Dies sollte nicht noch einmal passieren und so beschreibt Rabbiner Soloveitchik die offensichtlichen Wunder, die mit der Gründung des Staates Israel verbunden waren. Sie seien Grund genug, die Zeichen der Zeit zu erkennen: Die Anerkennung Israels durch die Vereinten Nationen, der Sieg Israels auf dem Schlachtfeld, als mehrere arabische Nationen vereint gegen Israel antraten, verloren und Israel plötzlich größer war, als ursprünglich geplant.

Er sah Israel als Gegengewicht zur Assimilation, als Faktor bei der Ausbildung einer jüdischen Identität in der Diaspora und schließlich mache es der Staat Israel möglich, die Selbstverteidigung in jüdische Hände zu legen. Man sei Herr seines eigenen Schicksals. Zudem rette der Staat Israel, als Zufluchtsort für Juden, Leben. Wie viele Leben hätte er retten können, wenn es 1939 ein eigenes jüdisches Land gegeben hätte?

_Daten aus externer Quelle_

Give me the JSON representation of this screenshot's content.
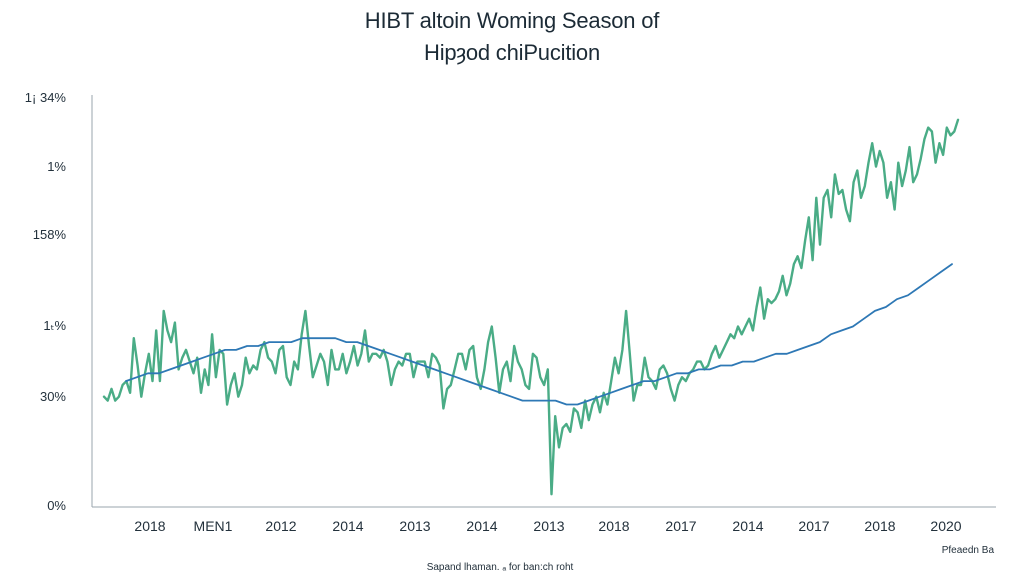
{
  "chart_data": {
    "type": "line",
    "title": "HIBT altoin Woming Season of",
    "subtitle": "Hipȝod chiPucition",
    "y_tick_labels": [
      "0%",
      "30%",
      "1ₜ%",
      "158%",
      "1%",
      "1¡ 34%"
    ],
    "x_tick_labels": [
      "2018",
      "MEN1",
      "2012",
      "2014",
      "2013",
      "2014",
      "2013",
      "2018",
      "2017",
      "2014",
      "2017",
      "2018",
      "2020"
    ],
    "footer_left": "Sapand lhaman. ₐ   for ban:ch roht",
    "footer_right": "Pfeaedn Ba",
    "grid": false,
    "legend": "none",
    "value_range": [
      0,
      100
    ],
    "series": [
      {
        "color": "#4aac86",
        "values": [
          27,
          26,
          29,
          26,
          27,
          30,
          31,
          28,
          42,
          35,
          27,
          33,
          38,
          31,
          44,
          31,
          49,
          44,
          41,
          46,
          34,
          37,
          39,
          36,
          33,
          37,
          28,
          34,
          30,
          43,
          32,
          39,
          38,
          25,
          30,
          33,
          27,
          30,
          37,
          33,
          35,
          34,
          39,
          41,
          37,
          36,
          33,
          39,
          40,
          32,
          30,
          36,
          34,
          43,
          49,
          40,
          32,
          35,
          38,
          36,
          30,
          39,
          34,
          34,
          38,
          33,
          36,
          40,
          35,
          38,
          44,
          36,
          38,
          38,
          37,
          39,
          36,
          30,
          34,
          36,
          35,
          38,
          38,
          32,
          36,
          36,
          36,
          32,
          38,
          37,
          35,
          24,
          29,
          30,
          34,
          38,
          38,
          34,
          39,
          40,
          32,
          29,
          34,
          41,
          45,
          37,
          28,
          34,
          36,
          31,
          40,
          36,
          34,
          30,
          29,
          38,
          37,
          32,
          30,
          34,
          2,
          22,
          14,
          19,
          20,
          18,
          24,
          23,
          19,
          26,
          21,
          25,
          27,
          23,
          28,
          25,
          31,
          37,
          33,
          39,
          49,
          38,
          26,
          30,
          30,
          37,
          32,
          31,
          29,
          34,
          35,
          33,
          29,
          26,
          30,
          32,
          31,
          33,
          34,
          36,
          36,
          34,
          35,
          38,
          40,
          37,
          39,
          41,
          43,
          42,
          45,
          43,
          45,
          47,
          44,
          50,
          55,
          47,
          52,
          51,
          52,
          54,
          58,
          53,
          56,
          61,
          63,
          60,
          67,
          73,
          62,
          78,
          66,
          78,
          80,
          73,
          84,
          79,
          80,
          75,
          72,
          82,
          85,
          78,
          81,
          87,
          92,
          86,
          90,
          87,
          78,
          82,
          75,
          87,
          81,
          85,
          91,
          82,
          84,
          88,
          93,
          96,
          95,
          87,
          92,
          89,
          96,
          94,
          95,
          98
        ]
      },
      {
        "color": "#2e78b5",
        "values": [
          31,
          32,
          33,
          33,
          34,
          35,
          36,
          37,
          38,
          39,
          39,
          40,
          40,
          41,
          41,
          41,
          42,
          42,
          42,
          42,
          41,
          41,
          40,
          39,
          38,
          37,
          36,
          35,
          34,
          33,
          32,
          31,
          30,
          29,
          28,
          27,
          26,
          26,
          26,
          26,
          25,
          25,
          26,
          27,
          28,
          29,
          30,
          31,
          31,
          32,
          33,
          33,
          34,
          34,
          35,
          35,
          36,
          36,
          37,
          38,
          38,
          39,
          40,
          41,
          43,
          44,
          45,
          47,
          49,
          50,
          52,
          53,
          55,
          57,
          59,
          61
        ]
      }
    ]
  }
}
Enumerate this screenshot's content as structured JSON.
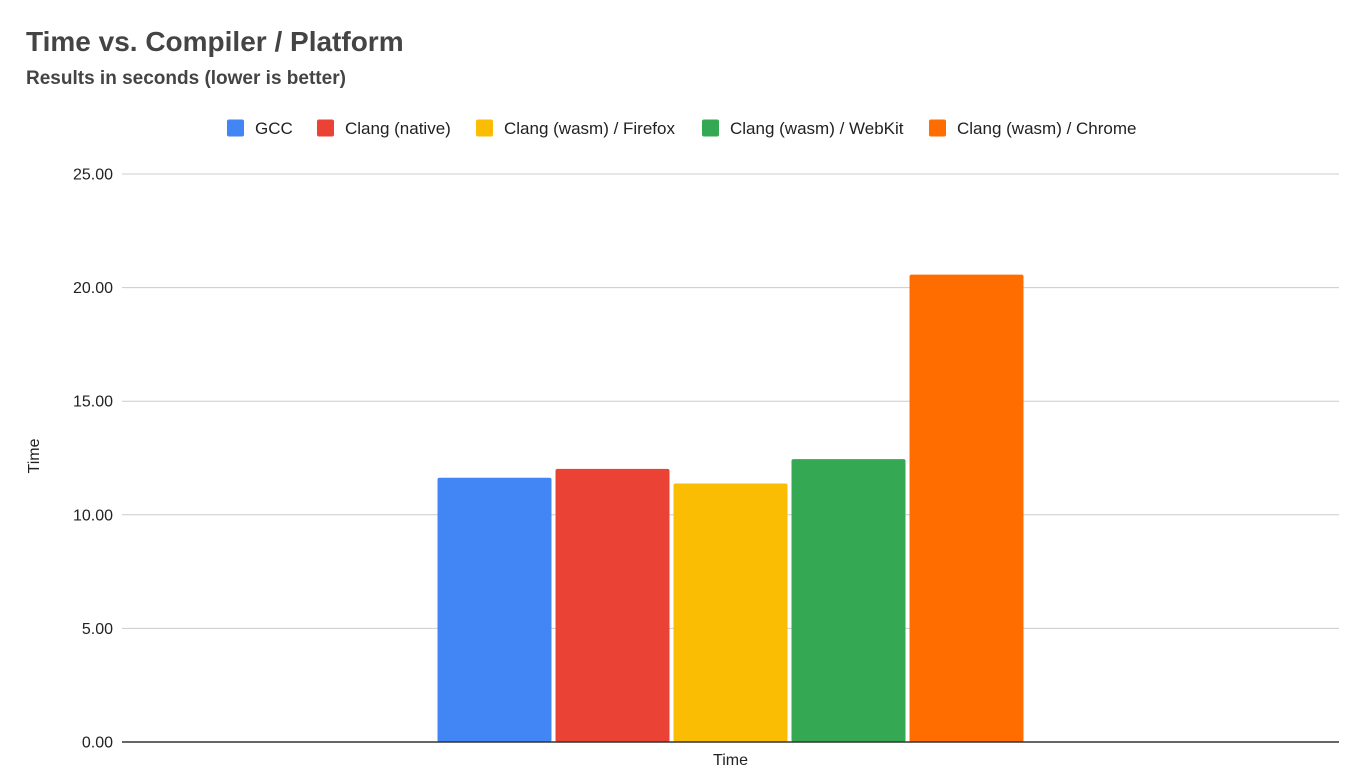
{
  "chart_data": {
    "type": "bar",
    "title": "Time vs. Compiler / Platform",
    "subtitle": "Results in seconds (lower is better)",
    "xlabel": "Time",
    "ylabel": "Time",
    "categories": [
      "Time"
    ],
    "series": [
      {
        "name": "GCC",
        "color": "#4285f4",
        "values": [
          11.63
        ]
      },
      {
        "name": "Clang (native)",
        "color": "#ea4335",
        "values": [
          12.02
        ]
      },
      {
        "name": "Clang (wasm) / Firefox",
        "color": "#fbbc04",
        "values": [
          11.38
        ]
      },
      {
        "name": "Clang (wasm) / WebKit",
        "color": "#34a853",
        "values": [
          12.45
        ]
      },
      {
        "name": "Clang (wasm) / Chrome",
        "color": "#ff6d01",
        "values": [
          20.57
        ]
      }
    ],
    "ylim": [
      0,
      25
    ],
    "yticks": [
      "0.00",
      "5.00",
      "10.00",
      "15.00",
      "20.00",
      "25.00"
    ],
    "grid": true,
    "legend_position": "top"
  }
}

Erneut die Frage: Ist Israel nun also die Erfüllung eines religiösen »Traums«, oder eines politischen? Hoffentlich beides zugleich auf unterschiedlichen Ebenen. Aber die Trennung dieser Ebenen hilft uns vielleicht dabei, viele Fragen und Argumente besser einordnen zu können.

Eines haben wir aber auf jeden Fall gesehen: Gandhi ist nicht immer die beste Referenz, wenn es irgendwie um Frieden geht.